Rapid viral metagenomics using SMART-9N amplification and nanopore sequencing

Abstract

Emerging and re-emerging viruses are a global health concern. Genome sequencing as an approach for monitoring circulating viruses is currently hampered by complex and expensive methods. Untargeted, metagenomic nanopore sequencing can provide genomic information to identify pathogens, prepare for or even prevent outbreaks. SMART (Switching Mechanism at the 5' end of RNA Template) is a popular approach for RNA-Seq but most current methods rely on oligo-dT priming to target polyadenylated mRNA molecules. We have developed two random primed SMART-Seq approaches, a sequencing agnostic approach 'SMART-9N' and a version compatible rapid adapters available from Oxford Nanopore Technologies 'Rapid SMART-9N'. The methods were developed using viral isolates, clinical samples, and compared to a gold-standard amplicon-based method. From a Zika virus isolate the SMART-9N approach recovered 10kb of the 10.8kb RNA genome in a single nanopore read. We also obtained full genome coverage at a high depth coverage using the Rapid SMART-9N, which takes only 10 minutes and costs up to 45% less than other methods. We found the limits of detection of these methods to be 6 focus forming units (FFU)/mL with 99.02% and 87.58% genome coverage for SMART-9N and Rapid SMART-9N respectively. Yellow fever virus plasma samples and SARS-CoV-2 nasopharyngeal samples previously confirmed by RT-qPCR with a broad range of Ct-values were selected for validation. Both methods produced greater genome coverage when compared to the multiplex PCR approach and we obtained the longest single read of this study (18.5 kb) with a SARS-CoV-2 clinical sample, 60% of the virus genome using the Rapid SMART-9N method. This work demonstrates that SMART-9N and Rapid SMART-9N are sensitive, low input, and long-read compatible alternatives for RNA virus detection and genome sequencing and Rapid SMART-9N improves the cost, time, and complexity of laboratory work.

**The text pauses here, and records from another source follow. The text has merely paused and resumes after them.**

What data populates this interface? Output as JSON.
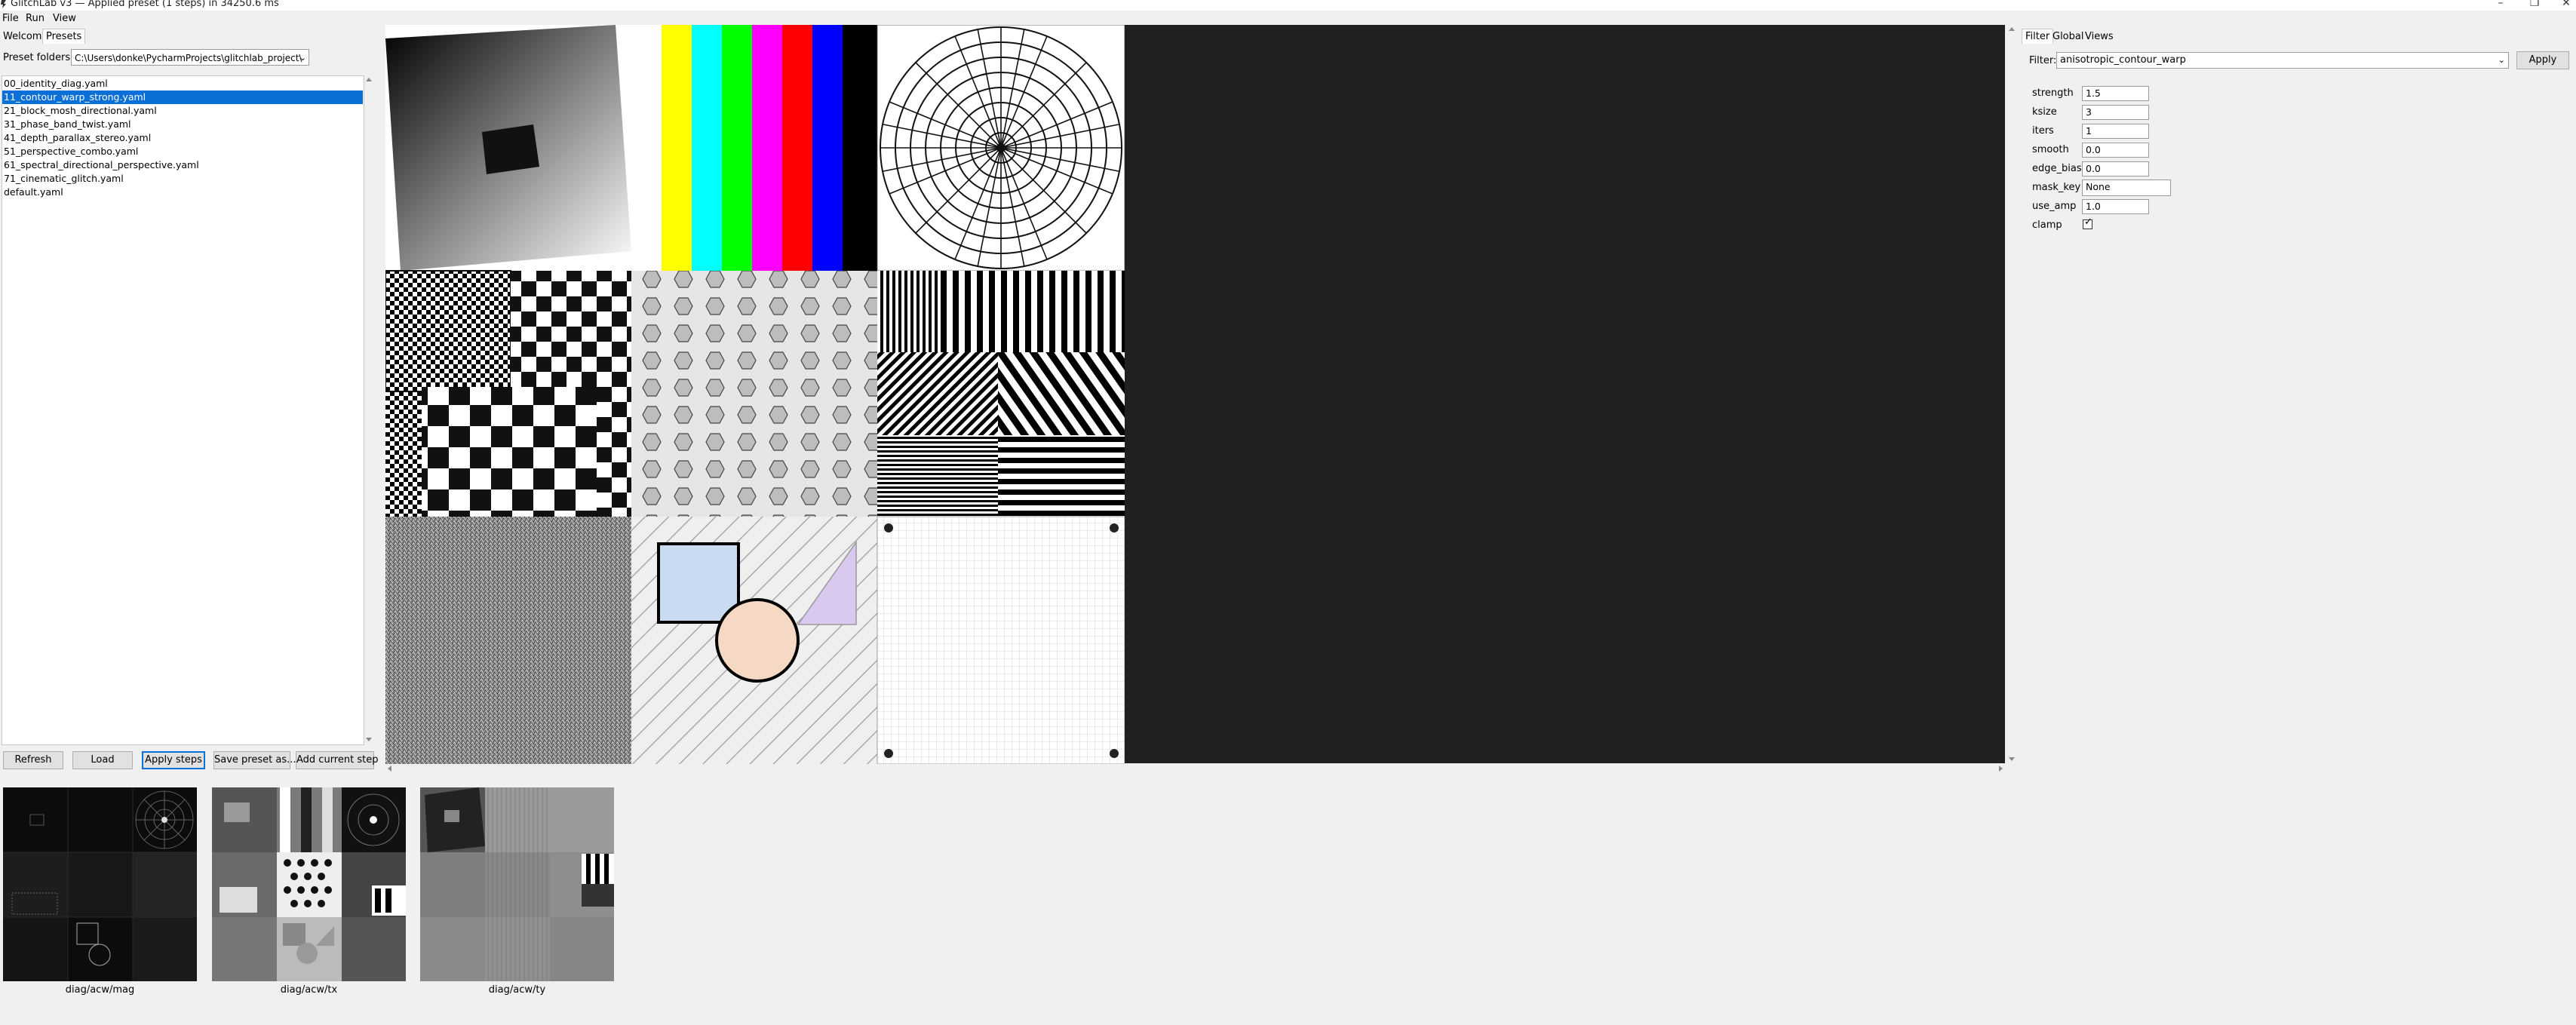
{
  "window": {
    "title": "GlitchLab v3 — Applied preset (1 steps) in 34250.6 ms",
    "minimize": "–",
    "maximize": "❐",
    "close": "✕"
  },
  "menu": [
    "File",
    "Run",
    "View"
  ],
  "main_tabs": [
    {
      "label": "Welcome"
    },
    {
      "label": "Presets"
    }
  ],
  "presets": {
    "folder_label": "Preset folders:",
    "folder_value": "C:\\Users\\donke\\PycharmProjects\\glitchlab_project\\",
    "items": [
      "00_identity_diag.yaml",
      "11_contour_warp_strong.yaml",
      "21_block_mosh_directional.yaml",
      "31_phase_band_twist.yaml",
      "41_depth_parallax_stereo.yaml",
      "51_perspective_combo.yaml",
      "61_spectral_directional_perspective.yaml",
      "71_cinematic_glitch.yaml",
      "default.yaml"
    ],
    "selected_index": 1,
    "buttons": [
      "Refresh",
      "Load",
      "Apply steps",
      "Save preset as...",
      "Add current step"
    ]
  },
  "right_tabs": [
    {
      "label": "Filter"
    },
    {
      "label": "Global"
    },
    {
      "label": "Views"
    }
  ],
  "filter": {
    "label": "Filter:",
    "value": "anisotropic_contour_warp",
    "apply": "Apply",
    "params": [
      {
        "name": "strength",
        "value": "1.5"
      },
      {
        "name": "ksize",
        "value": "3"
      },
      {
        "name": "iters",
        "value": "1"
      },
      {
        "name": "smooth",
        "value": "0.0"
      },
      {
        "name": "edge_bias",
        "value": "0.0"
      },
      {
        "name": "mask_key",
        "value": "None"
      },
      {
        "name": "use_amp",
        "value": "1.0"
      }
    ],
    "clamp": {
      "name": "clamp",
      "checked": true
    }
  },
  "thumbnails": [
    {
      "label": "diag/acw/mag"
    },
    {
      "label": "diag/acw/tx"
    },
    {
      "label": "diag/acw/ty"
    }
  ],
  "colors": {
    "selection": "#0a6fd6",
    "canvas_bg": "#202020",
    "panel_bg": "#f0f0f0"
  }
}
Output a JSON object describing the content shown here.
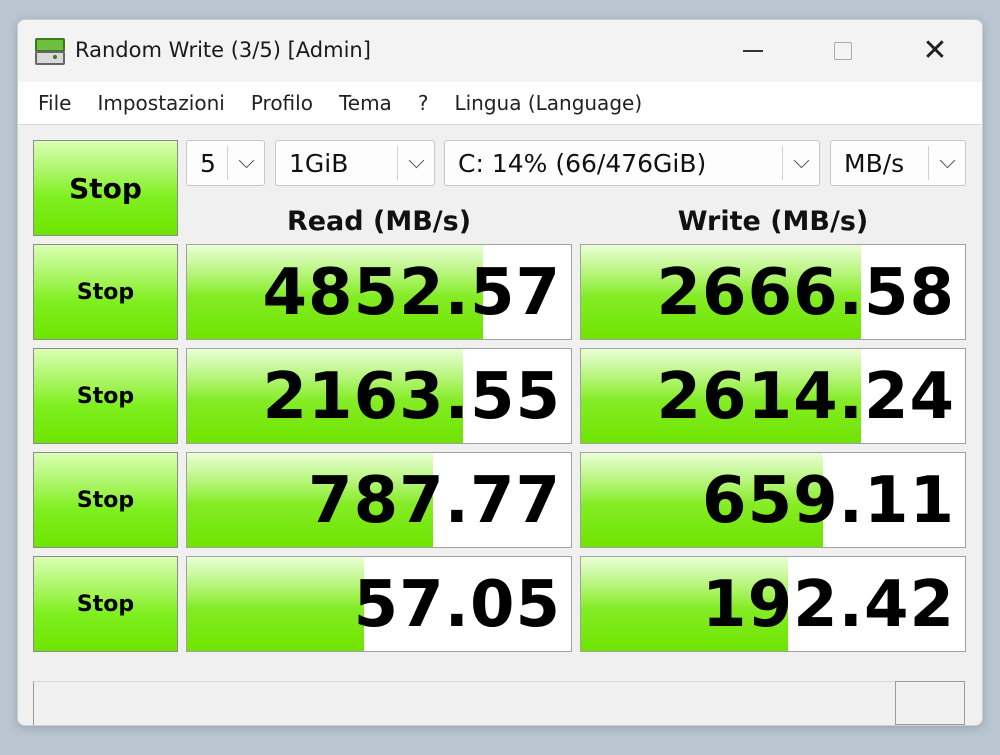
{
  "window": {
    "title": "Random Write (3/5) [Admin]",
    "close_glyph": "✕"
  },
  "menu": [
    "File",
    "Impostazioni",
    "Profilo",
    "Tema",
    "?",
    "Lingua (Language)"
  ],
  "controls": {
    "main_button": "Stop",
    "count": "5",
    "size": "1GiB",
    "drive": "C: 14% (66/476GiB)",
    "unit": "MB/s"
  },
  "headers": {
    "read": "Read (MB/s)",
    "write": "Write (MB/s)"
  },
  "rows": [
    {
      "button": "Stop",
      "read": "4852.57",
      "write": "2666.58",
      "read_fill_pct": 77,
      "write_fill_pct": 73
    },
    {
      "button": "Stop",
      "read": "2163.55",
      "write": "2614.24",
      "read_fill_pct": 72,
      "write_fill_pct": 73
    },
    {
      "button": "Stop",
      "read": "787.77",
      "write": "659.11",
      "read_fill_pct": 64,
      "write_fill_pct": 63
    },
    {
      "button": "Stop",
      "read": "57.05",
      "write": "192.42",
      "read_fill_pct": 46,
      "write_fill_pct": 54
    }
  ],
  "status": {
    "text": ""
  },
  "colors": {
    "bar_green": "#6fe400",
    "button_green": "#7fef1f"
  }
}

Keywords: RNA virus; SARS-CoV-2; YFV; ZIKV; diagnostic; genomic surveillance; metagenomic; nanopore sequencing.

Figure 1.. Comparison between the steps and cost of the workflows – tiling amplicon sequencing – Multiplex PCR, SMART-9N, and Rapid SMART-9N.

Abbreviations: SSP: Strand Switching Primer. US$, American dollar.

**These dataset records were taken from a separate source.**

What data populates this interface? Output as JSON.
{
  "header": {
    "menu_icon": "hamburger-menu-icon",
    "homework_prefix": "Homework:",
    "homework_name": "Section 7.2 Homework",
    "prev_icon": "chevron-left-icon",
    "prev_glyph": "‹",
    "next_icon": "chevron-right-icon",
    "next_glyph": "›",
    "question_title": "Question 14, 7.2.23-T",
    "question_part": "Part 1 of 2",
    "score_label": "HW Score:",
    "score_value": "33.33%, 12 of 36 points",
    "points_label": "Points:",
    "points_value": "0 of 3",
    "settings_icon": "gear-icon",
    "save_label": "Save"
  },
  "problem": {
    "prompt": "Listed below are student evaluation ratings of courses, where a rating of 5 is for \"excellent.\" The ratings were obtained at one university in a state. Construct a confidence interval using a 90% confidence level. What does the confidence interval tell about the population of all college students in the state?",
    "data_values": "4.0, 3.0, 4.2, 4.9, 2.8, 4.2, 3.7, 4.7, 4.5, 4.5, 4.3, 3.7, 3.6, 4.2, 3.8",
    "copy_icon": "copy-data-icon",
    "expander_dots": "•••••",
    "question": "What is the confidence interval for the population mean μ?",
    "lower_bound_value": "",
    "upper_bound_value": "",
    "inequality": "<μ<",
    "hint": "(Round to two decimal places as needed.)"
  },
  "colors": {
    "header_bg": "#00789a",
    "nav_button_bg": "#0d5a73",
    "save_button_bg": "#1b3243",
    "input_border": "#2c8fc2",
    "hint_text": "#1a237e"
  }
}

Figure 2.. Comparison of multiplex PCR, SMART-9N, and Rapid SMART-9N approaches.

A) Genome coverage of ZIKV genome for reference material as to coverage of reads mapped to the genome reference position comparing the multiplex PCR, SMART-9N, and Rapid SMART-9N approaches. B) Limit of detection of the SMART-9N and Rapid SMART-9N methods analyzing the proportions of reads mapping to the appropriate reference viral sequence across a range of sample input (FFU/mL) on the left plot and percentage of the reference genome sequenced to a minimum depth of 20-fold in the data generated across a range of sample input (FFU/mL) on the right plot.

Figure 3.. Comparison of multiplex PCR, SMART-9N, and Rapid SMART-9N results for YFV clinical samples.

A) Average genome coverage depth and 95% of reads mapped to the genome reference position. B) Proportion of reads mapping to the reference genome across a range of Ct -values (left) and percentage of the reference genome sequenced to a minimum depth of 20-fold across a range of Ct -values (right). C) N50 of each sample in bp. (n=7 samples).

Figure 4.. Comparison of multiplex PCR, and Rapid SMART-9N results for SARS-CoV-2 clinical samples.

A) Average genome coverage depth and 95% of reads mapped to the genome reference position. B) Proportion of reads mapping to the reference genome across a range of Ct -values (left) and percentage of the reference genome sequenced to a minimum depth of 20-fold across a range of Ct -values (right). C) N50 of each sample in bp. (n=10 samples).